From scanning skies for aircraft to diving below ships

Flight Lieutenant Kristian Henderson, who is a RAAF air traffic controller (ATC) in the landing helicopter dock HMAS Adelaide, jumped in feet first when the ship’s dive team was looking for new divers.

CAPTION: Flight Lieutenant Kristian Henderson with his dive gear on board HMAS Adelaide’s alongside Garden Island. Story by Lieutenant Brendan Trembath. Photo by Leading Seaman Matthew Lyall.

Flight Lieutenant Henderson completed Navy’s three-week scuba air diving (SAD) course at the Australian Defence Force Diving School at HMAS Penguin in Sydney.

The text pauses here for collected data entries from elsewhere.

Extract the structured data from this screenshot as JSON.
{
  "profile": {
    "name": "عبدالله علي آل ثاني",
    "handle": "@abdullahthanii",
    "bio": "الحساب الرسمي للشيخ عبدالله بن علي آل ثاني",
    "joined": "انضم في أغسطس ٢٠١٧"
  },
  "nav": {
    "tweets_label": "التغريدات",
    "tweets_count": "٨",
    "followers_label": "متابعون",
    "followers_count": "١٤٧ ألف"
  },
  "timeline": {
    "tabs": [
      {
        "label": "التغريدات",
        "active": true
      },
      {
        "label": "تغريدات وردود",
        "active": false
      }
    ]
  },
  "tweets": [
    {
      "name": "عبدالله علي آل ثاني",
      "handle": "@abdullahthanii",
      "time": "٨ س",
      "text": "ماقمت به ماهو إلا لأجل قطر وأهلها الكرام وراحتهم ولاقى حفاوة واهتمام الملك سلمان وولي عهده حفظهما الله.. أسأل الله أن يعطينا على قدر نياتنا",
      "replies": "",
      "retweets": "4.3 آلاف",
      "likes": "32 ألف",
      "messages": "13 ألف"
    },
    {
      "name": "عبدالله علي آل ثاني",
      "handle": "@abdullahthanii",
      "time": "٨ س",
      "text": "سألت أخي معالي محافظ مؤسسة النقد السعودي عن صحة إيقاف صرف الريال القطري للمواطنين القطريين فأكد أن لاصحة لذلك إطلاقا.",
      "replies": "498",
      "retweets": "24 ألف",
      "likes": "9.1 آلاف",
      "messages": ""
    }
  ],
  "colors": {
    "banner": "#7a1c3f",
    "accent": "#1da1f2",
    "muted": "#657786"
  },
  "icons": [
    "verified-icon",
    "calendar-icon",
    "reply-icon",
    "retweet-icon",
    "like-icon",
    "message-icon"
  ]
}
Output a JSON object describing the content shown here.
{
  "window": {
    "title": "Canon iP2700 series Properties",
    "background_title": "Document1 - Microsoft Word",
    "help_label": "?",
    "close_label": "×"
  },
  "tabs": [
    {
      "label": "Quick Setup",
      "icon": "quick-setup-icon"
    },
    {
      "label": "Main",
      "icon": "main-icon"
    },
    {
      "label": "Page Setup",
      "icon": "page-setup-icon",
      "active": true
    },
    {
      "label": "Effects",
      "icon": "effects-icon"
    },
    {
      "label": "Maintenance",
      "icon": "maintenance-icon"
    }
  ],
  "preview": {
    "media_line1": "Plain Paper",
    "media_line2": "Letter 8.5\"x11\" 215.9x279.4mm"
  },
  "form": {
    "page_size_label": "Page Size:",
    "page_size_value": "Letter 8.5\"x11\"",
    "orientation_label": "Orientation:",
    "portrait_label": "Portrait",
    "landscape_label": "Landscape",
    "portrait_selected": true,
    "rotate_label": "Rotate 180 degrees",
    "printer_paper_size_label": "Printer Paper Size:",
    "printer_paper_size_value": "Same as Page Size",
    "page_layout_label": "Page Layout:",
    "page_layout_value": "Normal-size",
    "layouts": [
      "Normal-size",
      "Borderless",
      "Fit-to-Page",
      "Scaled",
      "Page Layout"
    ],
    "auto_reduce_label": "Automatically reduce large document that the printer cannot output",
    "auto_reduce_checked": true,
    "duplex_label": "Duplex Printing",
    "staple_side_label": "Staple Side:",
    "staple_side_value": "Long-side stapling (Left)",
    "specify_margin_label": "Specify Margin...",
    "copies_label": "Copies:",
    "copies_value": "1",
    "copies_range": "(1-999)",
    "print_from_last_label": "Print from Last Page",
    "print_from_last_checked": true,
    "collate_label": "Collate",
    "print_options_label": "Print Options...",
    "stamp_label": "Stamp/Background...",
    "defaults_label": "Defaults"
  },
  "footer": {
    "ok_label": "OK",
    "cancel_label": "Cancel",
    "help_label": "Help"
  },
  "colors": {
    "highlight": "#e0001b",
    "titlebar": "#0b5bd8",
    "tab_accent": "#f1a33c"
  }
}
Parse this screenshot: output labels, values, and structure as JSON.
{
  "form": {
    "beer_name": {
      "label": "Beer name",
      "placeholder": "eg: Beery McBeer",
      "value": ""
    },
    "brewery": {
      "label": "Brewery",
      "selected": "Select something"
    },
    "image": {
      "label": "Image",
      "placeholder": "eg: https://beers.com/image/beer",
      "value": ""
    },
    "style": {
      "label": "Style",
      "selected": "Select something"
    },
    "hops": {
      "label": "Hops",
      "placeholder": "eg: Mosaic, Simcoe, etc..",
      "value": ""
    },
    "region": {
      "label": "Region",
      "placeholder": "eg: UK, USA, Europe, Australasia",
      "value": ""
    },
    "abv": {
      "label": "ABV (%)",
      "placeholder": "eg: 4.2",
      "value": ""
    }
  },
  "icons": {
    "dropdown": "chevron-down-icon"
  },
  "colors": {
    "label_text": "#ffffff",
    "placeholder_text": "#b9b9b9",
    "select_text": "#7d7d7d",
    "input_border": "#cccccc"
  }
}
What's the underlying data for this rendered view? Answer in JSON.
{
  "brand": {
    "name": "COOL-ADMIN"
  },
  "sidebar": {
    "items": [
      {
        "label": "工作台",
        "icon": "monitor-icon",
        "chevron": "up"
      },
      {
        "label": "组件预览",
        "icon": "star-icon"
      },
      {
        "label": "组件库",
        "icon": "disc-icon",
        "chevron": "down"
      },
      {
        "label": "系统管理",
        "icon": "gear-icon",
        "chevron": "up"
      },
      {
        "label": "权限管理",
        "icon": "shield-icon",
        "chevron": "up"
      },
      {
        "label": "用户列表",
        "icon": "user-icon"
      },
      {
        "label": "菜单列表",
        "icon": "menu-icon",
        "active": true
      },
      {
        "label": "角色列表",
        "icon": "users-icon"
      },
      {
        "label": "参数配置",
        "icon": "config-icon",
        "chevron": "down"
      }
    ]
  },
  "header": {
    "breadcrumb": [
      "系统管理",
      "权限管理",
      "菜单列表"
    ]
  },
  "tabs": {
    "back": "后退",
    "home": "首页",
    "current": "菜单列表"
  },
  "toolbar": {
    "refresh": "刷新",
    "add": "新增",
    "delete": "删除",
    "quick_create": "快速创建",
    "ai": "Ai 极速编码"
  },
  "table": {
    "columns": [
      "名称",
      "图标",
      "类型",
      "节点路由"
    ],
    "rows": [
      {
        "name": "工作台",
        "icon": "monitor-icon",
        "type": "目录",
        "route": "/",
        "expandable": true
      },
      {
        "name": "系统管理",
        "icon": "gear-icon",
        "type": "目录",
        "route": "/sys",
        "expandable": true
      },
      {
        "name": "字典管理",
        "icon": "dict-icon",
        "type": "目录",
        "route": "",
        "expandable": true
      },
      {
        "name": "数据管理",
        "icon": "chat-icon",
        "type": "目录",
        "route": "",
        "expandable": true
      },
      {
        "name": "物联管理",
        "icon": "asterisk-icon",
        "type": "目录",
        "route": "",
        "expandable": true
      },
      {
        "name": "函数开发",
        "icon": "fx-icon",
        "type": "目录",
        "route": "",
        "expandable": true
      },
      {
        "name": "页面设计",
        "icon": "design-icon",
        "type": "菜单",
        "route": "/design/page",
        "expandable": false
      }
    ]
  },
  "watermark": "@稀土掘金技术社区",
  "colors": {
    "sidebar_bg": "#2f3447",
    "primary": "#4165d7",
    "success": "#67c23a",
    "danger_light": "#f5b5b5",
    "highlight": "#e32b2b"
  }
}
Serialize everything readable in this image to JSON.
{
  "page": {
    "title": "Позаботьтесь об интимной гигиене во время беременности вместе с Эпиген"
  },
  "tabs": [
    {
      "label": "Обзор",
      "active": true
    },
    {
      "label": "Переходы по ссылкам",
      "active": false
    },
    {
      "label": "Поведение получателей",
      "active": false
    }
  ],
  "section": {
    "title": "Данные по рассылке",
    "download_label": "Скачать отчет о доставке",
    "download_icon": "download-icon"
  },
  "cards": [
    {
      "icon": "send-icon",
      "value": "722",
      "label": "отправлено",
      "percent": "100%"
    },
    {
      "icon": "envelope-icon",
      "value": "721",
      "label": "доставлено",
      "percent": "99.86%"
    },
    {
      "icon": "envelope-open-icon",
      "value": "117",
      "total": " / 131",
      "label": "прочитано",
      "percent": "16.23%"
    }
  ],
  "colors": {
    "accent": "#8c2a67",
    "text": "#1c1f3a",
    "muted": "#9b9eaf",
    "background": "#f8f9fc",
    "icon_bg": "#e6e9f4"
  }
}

He can now support scheduled ship’s maintenance as well as unexpected and short-notice tasks such as clearing a propeller from ropes or fishing nets.

He admitted he had a few jitters when he started the dive course in early April.

“As someone who has never dived before, I was apprehensive about taking on this unique challenge,” Flight Lieutenant Henderson said.

“However, I was blown away by the professionalism, proficiency and patience of the dive school instructors.”

The dive school’s lead SAD instructor, Leading Seaman Clearance Diver Carl Keighran, said the trainees primarily came from the Navy.

“Throughout the course, Flight Lieutenant Henderson showed a high degree of trainability and a willingness to learn and excel,” Leading Seaman Keighran said.

“I would encourage other members of the Air Force or Army who are attached to Navy ships to consider this opportunity.”

CAPTION: Flight Lieutenant Kristian Henderson maintains HMAS Adelaide’s diving team’s equipment in the diving store. Photo by Leading Seaman Matthew Lyall.

Flight Lieutenant Henderson and six other trainees on the dive course studied diving medicine and diving procedures, including surface and sub-surface searches.

Their dive locations included Darling Harbour, where they dived below a decommissioned RAN destroyer and submarine moored alongside the Australian Maritime Museum.

“Diving under HMAS Vampire and HMAS Onslow at night after only a few weeks is pretty amazing,” Flight Lieutenant Henderson said.

Usually, he is part of a small contingent of RAAF ATCs in Adelaide who provide a radar-based approach control service to military aircraft operating to or in the vicinity of the ship.

They are also involved in the planning of air operations and liaise with military and civilian airspace authorities.

“We are incredibly fortunate to represent the RAAF as a part of this triservice platform,” Flight Lieutenant Henderson said.